日が暮れると、舞台は繁華街の横丁や路地裏へ移ります。立ち飲み、居酒屋、地酒の専門店と、店ごとに表情はまったく違います。番組は、常連たちが一軒、また一軒とはしごしていくリアルな外飲みの流れを追い、仕事終わりの一杯が、いつの間にか深い夜へとつながっていく様子を映し出します。
そして夜の締めくくりは、深夜の屋台街です。カウンターに並ぶのは、ビールと餃子。湯気の立つ鉄板の前で、人と人が最後にもう一度つながります。屋台が一日の終わりの社交場になる光景は、外飲み文化の奥深さを強く印象づけます。
誰でも友達になれる「おきゃく」文化
番組の核心にあるのが、高知ならではの宴会文化 おきゃく です。高知では、大勢で集まって飲み食いする場そのものを「おきゃく」と呼び、特別な日だけではなく、日常の延長として当たり前に行われてきました。
最大の特徴は、立場も年齢も初対面かどうかも一切関係ないことです。同じ席に座れば、その瞬間から“仲間”。大皿料理を囲み、返杯と笑いが飛び交い、気づけば隣の人と深く語り合っている――そんな一体感が当たり前のように生まれます。
番組では、外飲みの現場で自然に立ち上がる“ミニおきゃく”を丁寧に追います。隣の客に「一杯どうぞ」と差し出す瞬間、相席になった人同士が自己紹介もそこそこに盛り上がっていく瞬間。その積み重ねが、この文化を今日まで力強く生かし続けています。

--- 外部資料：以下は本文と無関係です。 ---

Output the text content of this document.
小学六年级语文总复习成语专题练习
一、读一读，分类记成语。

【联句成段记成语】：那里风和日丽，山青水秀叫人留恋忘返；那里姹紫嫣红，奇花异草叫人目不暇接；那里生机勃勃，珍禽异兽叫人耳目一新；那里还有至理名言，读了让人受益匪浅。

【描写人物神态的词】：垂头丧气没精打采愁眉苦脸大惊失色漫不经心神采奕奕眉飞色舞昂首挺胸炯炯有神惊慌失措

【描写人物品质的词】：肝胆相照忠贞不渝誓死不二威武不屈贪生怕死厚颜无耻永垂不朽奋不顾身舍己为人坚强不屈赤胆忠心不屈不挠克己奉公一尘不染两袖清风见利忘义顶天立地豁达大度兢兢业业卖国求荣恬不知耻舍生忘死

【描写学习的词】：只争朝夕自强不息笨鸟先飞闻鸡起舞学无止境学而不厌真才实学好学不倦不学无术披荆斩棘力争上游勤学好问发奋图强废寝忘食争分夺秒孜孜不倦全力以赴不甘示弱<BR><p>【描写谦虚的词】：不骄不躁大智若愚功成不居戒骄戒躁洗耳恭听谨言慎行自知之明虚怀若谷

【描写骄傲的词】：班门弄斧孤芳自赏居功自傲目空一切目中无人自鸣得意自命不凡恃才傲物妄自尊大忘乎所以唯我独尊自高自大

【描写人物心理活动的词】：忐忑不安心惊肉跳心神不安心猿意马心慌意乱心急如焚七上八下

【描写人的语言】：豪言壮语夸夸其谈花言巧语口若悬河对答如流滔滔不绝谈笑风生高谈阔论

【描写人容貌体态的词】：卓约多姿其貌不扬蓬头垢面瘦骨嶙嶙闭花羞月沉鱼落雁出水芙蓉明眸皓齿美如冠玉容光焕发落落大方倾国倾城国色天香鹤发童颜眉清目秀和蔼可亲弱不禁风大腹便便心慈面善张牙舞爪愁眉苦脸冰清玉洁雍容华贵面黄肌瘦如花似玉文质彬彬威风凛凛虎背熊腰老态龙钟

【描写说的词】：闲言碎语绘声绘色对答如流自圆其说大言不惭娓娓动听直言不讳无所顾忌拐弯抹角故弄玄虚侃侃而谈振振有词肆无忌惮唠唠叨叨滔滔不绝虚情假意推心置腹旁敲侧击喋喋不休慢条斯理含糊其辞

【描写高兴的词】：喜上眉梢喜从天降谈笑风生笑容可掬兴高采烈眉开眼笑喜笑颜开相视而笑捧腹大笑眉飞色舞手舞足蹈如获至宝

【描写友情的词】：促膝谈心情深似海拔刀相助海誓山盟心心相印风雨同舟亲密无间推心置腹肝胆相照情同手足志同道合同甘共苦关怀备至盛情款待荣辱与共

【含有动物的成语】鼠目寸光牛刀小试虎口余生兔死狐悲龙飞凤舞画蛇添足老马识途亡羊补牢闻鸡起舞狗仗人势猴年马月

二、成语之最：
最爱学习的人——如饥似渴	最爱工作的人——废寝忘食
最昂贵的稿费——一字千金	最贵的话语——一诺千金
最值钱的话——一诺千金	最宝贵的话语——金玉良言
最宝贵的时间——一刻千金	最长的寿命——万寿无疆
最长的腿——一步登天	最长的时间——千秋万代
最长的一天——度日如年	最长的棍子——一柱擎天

さらに、商店街を丸ごと宴会場に変える大規模イベント「土佐のおきゃく」も紹介されます。路面電車の中で宴会が開かれ、公園が巨大な飲み会の舞台になる――街全体がひとつに溶け合うスケールは圧巻です。
この文化の根底には、漁業や農業の節目、祭りの場で培われてきた長い歴史があります。宴会の場が情報交換や交流の場として機能し、地域社会をつないできたことが、専門家の解説からも浮かび上がります。
外飲みが街を元気にする理由
ラストパートでは、「外飲み大好き」という気質が、今の高知の街にどれほど大きな力を与えているのかがはっきりと描かれます。お酒を外で楽しむ人が多いという事実は、そのまま街の活力につながっています。
外飲みが盛んな街では、飲食店や屋台、酒蔵、そして食材の生産地へとお金が巡ります。外食での飲酒代が全国トップクラスである一方、地元の魚や野菜、郷土料理が観光客に自然と広まり、観光産業全体を押し上げているのです。
さらに、「乾杯すれば誰でも仲良くなる」という高知ならではの空気は、移住者や旅人にとって強烈な魅力になります。初めて入った店で声をかけられ、その夜のうちに“高知の友達”ができる。番組では、そんな一度きりの出会いが、その後の人生や仕事を動かした実例も紹介され、外飲みが人の縁を生み出す力を浮き彫りにします。
締めくくりでは、案内役のメンバーが感じた高知の本質が語られます。お酒が主役なのではなく、人と人を近づける道具として存在していること。外飲みの場そのものが、街のコミュニティの中心になっていること。その言葉とともに、にぎわう高知の夜が映し出されます。
本記事は、放送前に公開されている番組情報をもとに構成しており、実際の放送内容と異なる場合があります。放送後には、内容を確認したうえで必要に応じて追記・更新します。